Desta forma, o evangelista nos mostra Jesus como o novo Moisés, aquele que apresenta e actualiza a vontade de Deus, o desejo que Deus tem para a humanidade, para as suas filhas e filhos, e aquele que liberta do jugo de toda escravidão.
De boca de Jesus escutamos continuamente “bem-aventurados”, que é a tradução mais habitual de μακάριοι, um termo que também podemos traduzir por “felizes“, “ditosos“, “afortunados“… Assim Jesus deseja que a gente que o escuta se sinta alegre e feliz ante circunstâncias que, a priori, a nós nos resulta impossível reconhecê-las como “afortunadas”. Como ser feliz quando se está a chorar, se vive em pobreza ou se é perseguido? Como ser feliz ao optar pela mansidão, a misericórdia, a paz… por ter um coração limpo, sem ódio nem maldade quando alrededor só se experimenta violência, abuso, injustiça…? Que loucura é esta que pronuncia o Mestre!

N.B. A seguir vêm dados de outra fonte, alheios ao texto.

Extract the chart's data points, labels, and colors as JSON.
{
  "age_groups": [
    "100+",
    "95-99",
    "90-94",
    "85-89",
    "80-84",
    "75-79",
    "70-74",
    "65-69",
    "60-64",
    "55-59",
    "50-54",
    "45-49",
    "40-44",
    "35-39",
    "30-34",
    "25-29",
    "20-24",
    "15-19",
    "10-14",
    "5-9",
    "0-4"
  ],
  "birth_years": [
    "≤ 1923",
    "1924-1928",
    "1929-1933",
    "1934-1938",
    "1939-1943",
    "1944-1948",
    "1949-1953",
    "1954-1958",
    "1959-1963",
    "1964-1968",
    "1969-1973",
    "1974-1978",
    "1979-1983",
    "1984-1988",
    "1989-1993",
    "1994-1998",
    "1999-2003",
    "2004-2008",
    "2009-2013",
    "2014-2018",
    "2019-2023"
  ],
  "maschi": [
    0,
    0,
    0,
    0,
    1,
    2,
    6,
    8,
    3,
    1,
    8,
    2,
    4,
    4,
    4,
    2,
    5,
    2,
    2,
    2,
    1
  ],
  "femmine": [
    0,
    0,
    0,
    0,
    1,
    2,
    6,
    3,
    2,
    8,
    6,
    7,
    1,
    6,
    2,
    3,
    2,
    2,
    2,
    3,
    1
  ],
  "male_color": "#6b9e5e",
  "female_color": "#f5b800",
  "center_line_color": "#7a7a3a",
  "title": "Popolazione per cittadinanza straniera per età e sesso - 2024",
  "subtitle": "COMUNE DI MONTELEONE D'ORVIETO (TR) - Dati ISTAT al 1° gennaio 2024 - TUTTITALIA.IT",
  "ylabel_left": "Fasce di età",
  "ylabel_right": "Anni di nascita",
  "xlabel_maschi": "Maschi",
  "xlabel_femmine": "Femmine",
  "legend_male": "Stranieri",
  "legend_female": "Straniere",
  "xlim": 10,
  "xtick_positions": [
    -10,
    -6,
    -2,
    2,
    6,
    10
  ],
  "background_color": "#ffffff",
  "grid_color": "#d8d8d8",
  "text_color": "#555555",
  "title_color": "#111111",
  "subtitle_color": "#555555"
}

No entanto, aqueles que O ouviam naquele momento, que O tinham procurado para serem curados ou libertos por Ele, experimentavam grande alegria ao ouvir essas palavras, porque sentiam que estavam dirigidas a eles. Com este modo de falar, Jesus repetia-lhes que são os preferidos de Deus e que são amados por Ele. Eram a eles a quem chamava “bem-aventurados” e sentiam-se abençoados e acolhidos por Jesus, formando parte do seu grupo. Nos seus ouvidos ressoaria esta mensagem como esperança: ¡o Reino de Deus está a irromper e vós sois parte dele!

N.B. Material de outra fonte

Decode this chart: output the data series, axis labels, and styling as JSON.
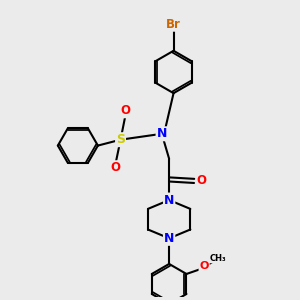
{
  "background_color": "#ebebeb",
  "bond_color": "#000000",
  "bond_width": 1.5,
  "atom_colors": {
    "Br": "#cc6600",
    "N": "#0000ff",
    "O": "#ff0000",
    "S": "#cccc00",
    "C": "#000000"
  },
  "font_size_atom": 8.5
}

Não é que Jesus queira que consideremos o sofrimento, a pobreza ou a perseguição como realidades positivas. Não é que tenhamos que buscar de algum modo o sofrimento ou a dor. Estes são males opostos ao querer de Deus e Jesus não os deseja para ninguém, mas encoraja a enfrentá-los como Ele mesmo o fez: com amor, com mansidão, paz e bondade. São essas atitudes e não as suas contrárias as que possibilitam o crescimento do Reino de Deus, como a pequena semente de mostarda ou a levedura na massa.
Por isso este evangelho é para todos. Talvez nós não sejamos pobres ou não estejamos perseguidos, mas podemos escolher a favor de quem nos posicionamos e com que atitudes vivemos. Nestes momentos em que parece que a violência e a opressão elevam a voz em nível mundial, que os poderes políticos e econômicos mostram a cara mais voraz da avareza, qual é a nossa postura?, quais são as nossas opções? Só se compartilhamos verdadeiramente a causa de quem sofre, de quem hoje chora ou é perseguido, se experimentamos com força fome e sede de justiça, se optamos pela paz e a bondade no pequeno e concreto do dia a dia, estas palavras que hoje escutamos nos encherão de profunda alegria.
Só então poderemos ouvir “sed felices” e, apesar da dor ou do sofrimento que experimentemos, nosso coração se encherá de um gozo e uma paz que nada ni nadie nos poderá quitar.